Now, the details. A reader sent in a note about this lead editorial in today's New York Times, which in the printed paper is presented as shown below:


The editorial is about the alarming slowdown in job-creation figures and the government's apparent inability to address it. The subhead says: "Democrats are paralyzed and Republicans have wrong economic answers."

Here's the fascinating part. While the headline suggests that this is one more "extremists on the right and left" / "partisan gridlock" situation, that is very much not what the editorial itself says. Its point is that the Administration's efforts to stimulate the economy have been deliberately stymied by the filibuster and similar Republican opposition tactics. The second paragraph says:
Republicans in Congress seem more determined not only to block any boost that President Obama wants to give the economy, but they are preparing to take the nation's credit rating hostage again over the debt ceiling. Mitt Romney, the Republican presumptive presidential nominee, has no new ideas.
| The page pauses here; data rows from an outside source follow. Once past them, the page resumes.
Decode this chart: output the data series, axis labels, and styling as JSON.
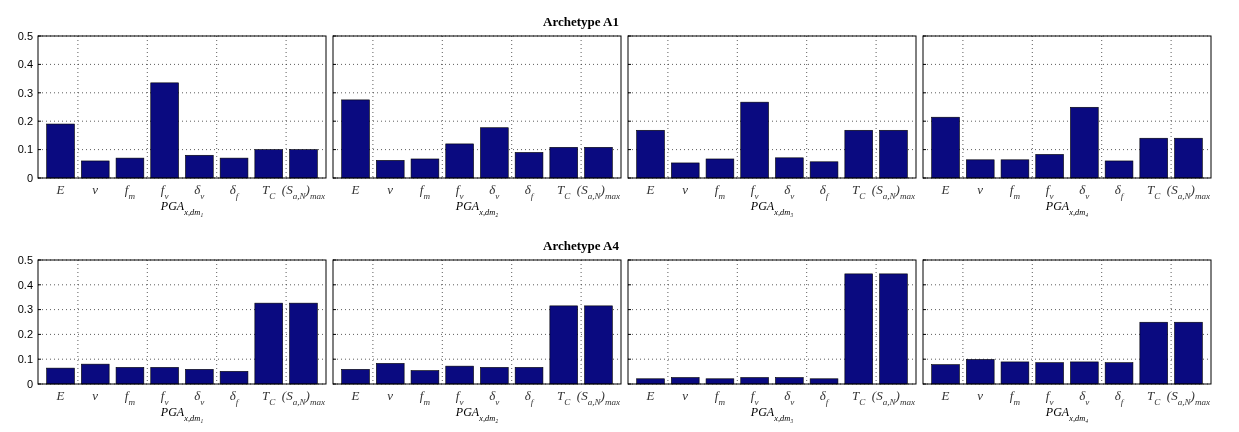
{
  "chart_data": [
    {
      "type": "bar",
      "xlabel": "PGA$_{x,dm₁}$",
      "categories": [
        "E",
        "v",
        "f$_{m}$",
        "f$_{v}$",
        "δ$_{v}$",
        "δ$_{f}$",
        "T$_{C}$",
        "(S$_{a,N}$)$_{max}$"
      ],
      "values": [
        0.19,
        0.06,
        0.07,
        0.335,
        0.08,
        0.07,
        0.1,
        0.1
      ],
      "color": "#0a0a80",
      "ylim": [
        0,
        0.5
      ],
      "yticks": [
        {
          "value": 0,
          "label": "0"
        },
        0.1,
        0.2,
        0.3,
        0.4,
        0.5
      ],
      "grid": true
    },
    {
      "type": "bar",
      "title": "Archetype A1",
      "xlabel": "PGA$_{x,dm₂}$",
      "categories": [
        "E",
        "v",
        "f$_{m}$",
        "f$_{v}$",
        "δ$_{v}$",
        "δ$_{f}$",
        "T$_{C}$",
        "(S$_{a,N}$)$_{max}$"
      ],
      "values": [
        0.275,
        0.062,
        0.067,
        0.12,
        0.177,
        0.09,
        0.108,
        0.108
      ],
      "color": "#0a0a80",
      "ylim": [
        0,
        0.5
      ],
      "yticks": [
        0,
        0.1,
        0.2,
        0.3,
        0.4,
        0.5
      ],
      "grid": true,
      "tick_labels": "x"
    },
    {
      "type": "bar",
      "xlabel": "PGA$_{x,dm₃}$",
      "categories": [
        "E",
        "v",
        "f$_{m}$",
        "f$_{v}$",
        "δ$_{v}$",
        "δ$_{f}$",
        "T$_{C}$",
        "(S$_{a,N}$)$_{max}$"
      ],
      "values": [
        0.168,
        0.053,
        0.067,
        0.267,
        0.071,
        0.057,
        0.168,
        0.168
      ],
      "color": "#0a0a80",
      "ylim": [
        0,
        0.5
      ],
      "yticks": [
        0,
        0.1,
        0.2,
        0.3,
        0.4,
        0.5
      ],
      "grid": true,
      "tick_labels": "x"
    },
    {
      "type": "bar",
      "xlabel": "PGA$_{x,dm₄}$",
      "categories": [
        "E",
        "v",
        "f$_{m}$",
        "f$_{v}$",
        "δ$_{v}$",
        "δ$_{f}$",
        "T$_{C}$",
        "(S$_{a,N}$)$_{max}$"
      ],
      "values": [
        0.214,
        0.064,
        0.064,
        0.083,
        0.249,
        0.06,
        0.14,
        0.14
      ],
      "color": "#0a0a80",
      "ylim": [
        0,
        0.5
      ],
      "yticks": [
        0,
        0.1,
        0.2,
        0.3,
        0.4,
        0.5
      ],
      "grid": true,
      "tick_labels": "x"
    },
    {
      "type": "bar",
      "xlabel": "PGA$_{x,dm₁}$",
      "categories": [
        "E",
        "v",
        "f$_{m}$",
        "f$_{v}$",
        "δ$_{v}$",
        "δ$_{f}$",
        "T$_{C}$",
        "(S$_{a,N}$)$_{max}$"
      ],
      "values": [
        0.064,
        0.08,
        0.067,
        0.067,
        0.059,
        0.051,
        0.326,
        0.326
      ],
      "color": "#0a0a80",
      "ylim": [
        0,
        0.5
      ],
      "yticks": [
        {
          "value": 0,
          "label": "0"
        },
        0.1,
        0.2,
        0.3,
        0.4,
        0.5
      ],
      "grid": true
    },
    {
      "type": "bar",
      "title": "Archetype A4",
      "xlabel": "PGA$_{x,dm₂}$",
      "categories": [
        "E",
        "v",
        "f$_{m}$",
        "f$_{v}$",
        "δ$_{v}$",
        "δ$_{f}$",
        "T$_{C}$",
        "(S$_{a,N}$)$_{max}$"
      ],
      "values": [
        0.059,
        0.083,
        0.054,
        0.072,
        0.067,
        0.067,
        0.315,
        0.315
      ],
      "color": "#0a0a80",
      "ylim": [
        0,
        0.5
      ],
      "yticks": [
        0,
        0.1,
        0.2,
        0.3,
        0.4,
        0.5
      ],
      "grid": true,
      "tick_labels": "x"
    },
    {
      "type": "bar",
      "xlabel": "PGA$_{x,dm₃}$",
      "categories": [
        "E",
        "v",
        "f$_{m}$",
        "f$_{v}$",
        "δ$_{v}$",
        "δ$_{f}$",
        "T$_{C}$",
        "(S$_{a,N}$)$_{max}$"
      ],
      "values": [
        0.021,
        0.026,
        0.021,
        0.026,
        0.026,
        0.021,
        0.444,
        0.444
      ],
      "color": "#0a0a80",
      "ylim": [
        0,
        0.5
      ],
      "yticks": [
        0,
        0.1,
        0.2,
        0.3,
        0.4,
        0.5
      ],
      "grid": true,
      "tick_labels": "x"
    },
    {
      "type": "bar",
      "xlabel": "PGA$_{x,dm₄}$",
      "categories": [
        "E",
        "v",
        "f$_{m}$",
        "f$_{v}$",
        "δ$_{v}$",
        "δ$_{f}$",
        "T$_{C}$",
        "(S$_{a,N}$)$_{max}$"
      ],
      "values": [
        0.078,
        0.099,
        0.089,
        0.086,
        0.089,
        0.086,
        0.249,
        0.249
      ],
      "color": "#0a0a80",
      "ylim": [
        0,
        0.5
      ],
      "yticks": [
        0,
        0.1,
        0.2,
        0.3,
        0.4,
        0.5
      ],
      "grid": true,
      "tick_labels": "x"
    }
  ]
}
There is a lot more in the same vein. Now, you can agree with this, or disagree. To me, it's an accurate reflection of the current reality. But whether you agree or not, it is the case the editorial itself is making -- and is not what the headline indicates. The editorial argues that one party is doing most of the obstructing, and deserves blame for that. Yet apparently the instinct toward "false equivalence" symmetrical framing is so powerful that even the person writing the headlines consciously or unconsciously read its argument as fitting the familiar approach. As the reader who noted this item said when passing it along:

If you search the editorial, you will find the word 'Democrats' nowhere. Indeed, the string 'dem' occurs nowhere. Who can read the editorial as referent to Democrats' being 'paralyzed' in any way?
These things don't happen by accident, do they?

To answer the reader's first question, you can read its reference to being "paralyzed" correctly only in the passive voice. Ie, the "Democrats are paralyzed" by an opposition determined to paralyze them. To answer the second question: I'd say that these things happen by instinct rather than accident.